Face à une crise sécuritaire persistante, le Premier ministre, Alix Didier Fils-Aimé, a appelé ce jeudi 23 avril 2026 au déploiement rapide et effectif de la Force de Répression des Gangs (FRG), lors d’une réunion du Conseil de sécurité des Nations unies tenue à New York.
Saluant la présidence en exercice assurée par Jamal Fares Alrowaiei, représentant du Royaume de Bahreïn, le Premier ministre a remercié le Conseil pour son attention soutenue à la crise haïtienne, estimant que la tenue de cette réunion spéciale témoigne de l’engagement de la communauté internationale.
Alix Didier Fils-Aimé a insisté sur la nécessité d’un renforcement rapide de la FRG, dont le déploiement a déjà débuté mais reste incomplet. Un premier contingent tchadien est présent sur le territoire, aux côtés du représentant spécial Jack Christofides et de la cheffe du Bureau intégré des Nations unies en Haïti, Daniela Kroslak. Le Tchad a annoncé l’envoi de 1 500 soldats supplémentaires pour renforcer le dispositif.
Parallèlement, le chef du gouvernement a mis en avant les efforts de renforcement des forces nationales. Il a indiqué que plus de 800 policiers ont été déployés depuis janvier dans le cadre du programme P-4000, tandis que 1 200 autres doivent l’être d’ici juin. Sur le plan militaire, plus de 300 soldats ont récemment été formés à la base Vertières, avec des capacités d’accueil supplémentaires prévues aux bases Vertières et Anacaona. À terme, les Forces armées d’Haïti pourraient compter 700 militaires additionnels dans les six prochains mois, a-t-il déclaré.

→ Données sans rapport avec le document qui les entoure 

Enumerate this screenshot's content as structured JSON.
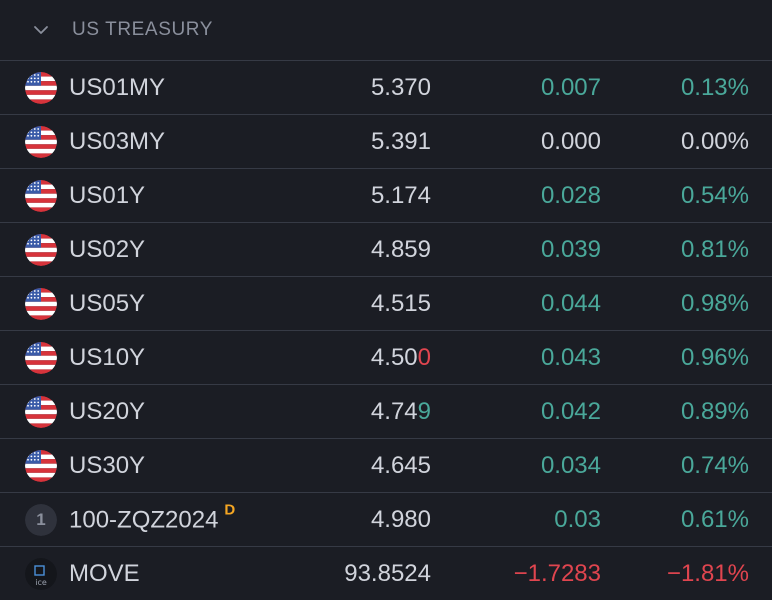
{
  "section": {
    "title": "US TREASURY",
    "chevron_icon": "chevron-down-icon"
  },
  "colors": {
    "positive": "#4aa89a",
    "negative": "#e0454f",
    "neutral": "#d1d4dc",
    "background": "#1b1d24",
    "divider": "#363a45",
    "badge_delayed": "#f5a623"
  },
  "rows": [
    {
      "icon": "us-flag-icon",
      "symbol": "US01MY",
      "last_main": "5.370",
      "last_tick": "",
      "change": "0.007",
      "change_pct": "0.13%",
      "direction": "pos"
    },
    {
      "icon": "us-flag-icon",
      "symbol": "US03MY",
      "last_main": "5.391",
      "last_tick": "",
      "change": "0.000",
      "change_pct": "0.00%",
      "direction": "neu"
    },
    {
      "icon": "us-flag-icon",
      "symbol": "US01Y",
      "last_main": "5.174",
      "last_tick": "",
      "change": "0.028",
      "change_pct": "0.54%",
      "direction": "pos"
    },
    {
      "icon": "us-flag-icon",
      "symbol": "US02Y",
      "last_main": "4.859",
      "last_tick": "",
      "change": "0.039",
      "change_pct": "0.81%",
      "direction": "pos"
    },
    {
      "icon": "us-flag-icon",
      "symbol": "US05Y",
      "last_main": "4.515",
      "last_tick": "",
      "change": "0.044",
      "change_pct": "0.98%",
      "direction": "pos"
    },
    {
      "icon": "us-flag-icon",
      "symbol": "US10Y",
      "last_main": "4.50",
      "last_tick": "0",
      "last_tick_dir": "neg",
      "change": "0.043",
      "change_pct": "0.96%",
      "direction": "pos"
    },
    {
      "icon": "us-flag-icon",
      "symbol": "US20Y",
      "last_main": "4.74",
      "last_tick": "9",
      "last_tick_dir": "pos",
      "change": "0.042",
      "change_pct": "0.89%",
      "direction": "pos"
    },
    {
      "icon": "us-flag-icon",
      "symbol": "US30Y",
      "last_main": "4.645",
      "last_tick": "",
      "change": "0.034",
      "change_pct": "0.74%",
      "direction": "pos"
    },
    {
      "icon": "number-badge-icon",
      "badge_text": "1",
      "symbol": "100-ZQZ2024",
      "badge": "D",
      "last_main": "4.980",
      "last_tick": "",
      "change": "0.03",
      "change_pct": "0.61%",
      "direction": "pos"
    },
    {
      "icon": "ice-logo-icon",
      "logo_text": "ice",
      "symbol": "MOVE",
      "last_main": "93.8524",
      "last_tick": "",
      "change": "−1.7283",
      "change_pct": "−1.81%",
      "direction": "neg"
    }
  ]
}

Rappelant son message adressé à la nation le 7 février l’heure du rassemblement a sonné, l’État reprend sa place, Haïti ne périra pas, Alix Didier Fils-Aimé a réaffirmé la volonté des autorités de favoriser l’unité politique, notamment à travers le pacte national pour la stabilité et l’organisation d’élections.
La réunion du Conseil de sécurité a également permis de mesurer le niveau d’engagement international. La République dominicaine a annoncé une contribution financière destinée au fonds spécial pour Haïti et a plaidé pour des politiques favorisant l’emploi des jeunes, notamment ceux exposés aux groupes armés. D’autres partenaires, dont la France et le Panama, ont réaffirmé leur soutien aux efforts de stabilisation.

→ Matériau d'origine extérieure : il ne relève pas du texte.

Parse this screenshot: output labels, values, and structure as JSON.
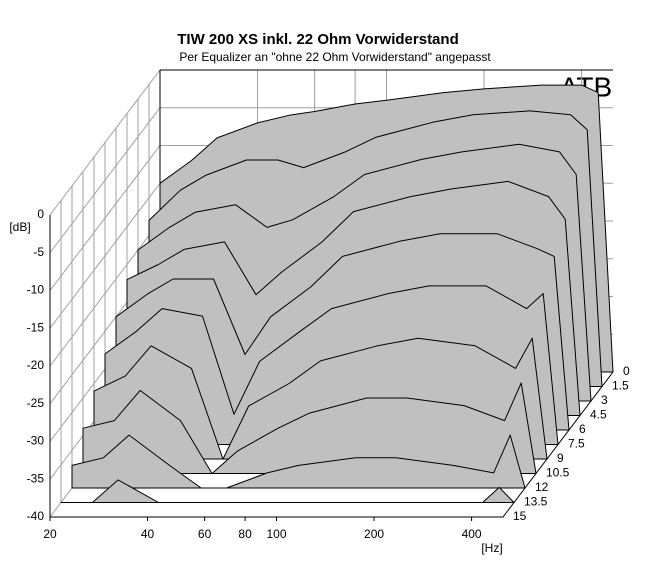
{
  "chart_data": {
    "type": "waterfall",
    "title": "TIW 200 XS inkl. 22 Ohm Vorwiderstand",
    "subtitle": "Per Equalizer an \"ohne 22 Ohm Vorwiderstand\" angepasst",
    "brand": "ATB",
    "y_label": "[dB]",
    "x_label": "[Hz]",
    "xscale": "log",
    "grid": true,
    "color": "#c0c0c0",
    "xlim": [
      20,
      500
    ],
    "xticks": [
      20,
      40,
      60,
      80,
      100,
      200,
      400
    ],
    "ylim": [
      -40,
      0
    ],
    "yticks": [
      0,
      -5,
      -10,
      -15,
      -20,
      -25,
      -30,
      -35,
      -40
    ],
    "zlim": [
      0,
      15
    ],
    "zticks": [
      0,
      1.5,
      3,
      4.5,
      6,
      7.5,
      9,
      10.5,
      12,
      13.5,
      15
    ],
    "x": [
      20,
      25,
      30,
      40,
      50,
      60,
      80,
      100,
      150,
      200,
      300,
      400,
      450,
      500
    ],
    "series": [
      {
        "z": 0,
        "values": [
          -15,
          -12,
          -9,
          -7,
          -6,
          -5.5,
          -4.5,
          -4,
          -3,
          -2.5,
          -2,
          -2,
          -3,
          -40
        ]
      },
      {
        "z": 1.5,
        "values": [
          -18,
          -14,
          -12,
          -10,
          -10,
          -11,
          -9,
          -7,
          -5,
          -4,
          -3.5,
          -4,
          -6,
          -40
        ]
      },
      {
        "z": 3,
        "values": [
          -20,
          -17,
          -15,
          -14,
          -17,
          -16,
          -13,
          -10,
          -8,
          -7,
          -6,
          -7,
          -10,
          -40
        ]
      },
      {
        "z": 4.5,
        "values": [
          -22,
          -20,
          -18,
          -17,
          -24,
          -21,
          -17,
          -13,
          -11,
          -10,
          -9,
          -11,
          -14,
          -40
        ]
      },
      {
        "z": 6,
        "values": [
          -25,
          -22,
          -20,
          -20,
          -30,
          -25,
          -21,
          -17,
          -15,
          -14,
          -14,
          -16,
          -17,
          -40
        ]
      },
      {
        "z": 7.5,
        "values": [
          -28,
          -25,
          -22,
          -23,
          -36,
          -29,
          -25,
          -22,
          -20,
          -19,
          -19,
          -22,
          -20,
          -40
        ]
      },
      {
        "z": 9,
        "values": [
          -31,
          -29,
          -25,
          -28,
          -40,
          -33,
          -30,
          -27,
          -25,
          -24,
          -25,
          -28,
          -24,
          -40
        ]
      },
      {
        "z": 10.5,
        "values": [
          -34,
          -33,
          -29,
          -33,
          -40,
          -37,
          -34,
          -32,
          -30,
          -30,
          -31,
          -33,
          -28,
          -40
        ]
      },
      {
        "z": 12,
        "values": [
          -37,
          -36,
          -33,
          -37,
          -40,
          -40,
          -38,
          -37,
          -36,
          -36,
          -37,
          -38,
          -33,
          -40
        ]
      },
      {
        "z": 13.5,
        "values": [
          -40,
          -40,
          -37,
          -40,
          -40,
          -40,
          -40,
          -40,
          -40,
          -40,
          -40,
          -40,
          -38,
          -40
        ]
      },
      {
        "z": 15,
        "values": [
          -40,
          -40,
          -40,
          -40,
          -40,
          -40,
          -40,
          -40,
          -40,
          -40,
          -40,
          -40,
          -40,
          -40
        ]
      }
    ]
  }
}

Pour Carlos Ruiz Massieu, le pays se trouve à un moment charnière, où les progrès politiques récents pourraient ouvrir la voie à une sortie de crise, à condition que la question sécuritaire soit rapidement maîtrisée.

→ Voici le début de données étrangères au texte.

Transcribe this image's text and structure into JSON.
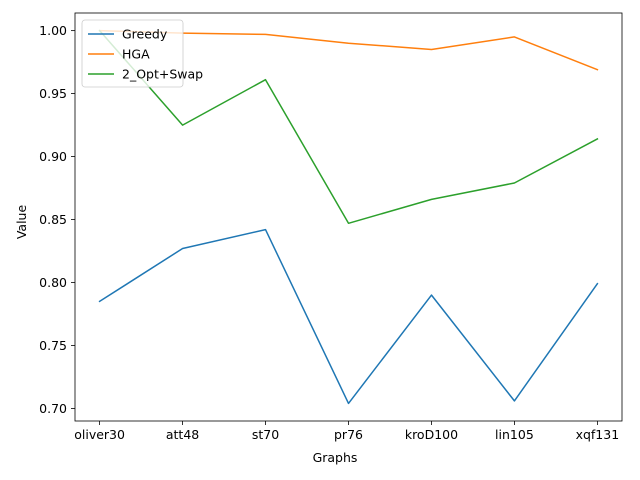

En s’adressant à la communauté internationale, Alix Didier Fils-Aimé a enfin lancé un appel à la mobilisation collective, estimant que la sécurité demeure le préalable indispensable à toute relance durable du pays.
En somme, il a réitéré les priorités de son gouvernement : rétablir l’autorité de l’État, protéger la population et préparer le retour à l’ordre constitutionnel, soulignant que la sécurité demeure un préalable essentiel au développement durable du pays.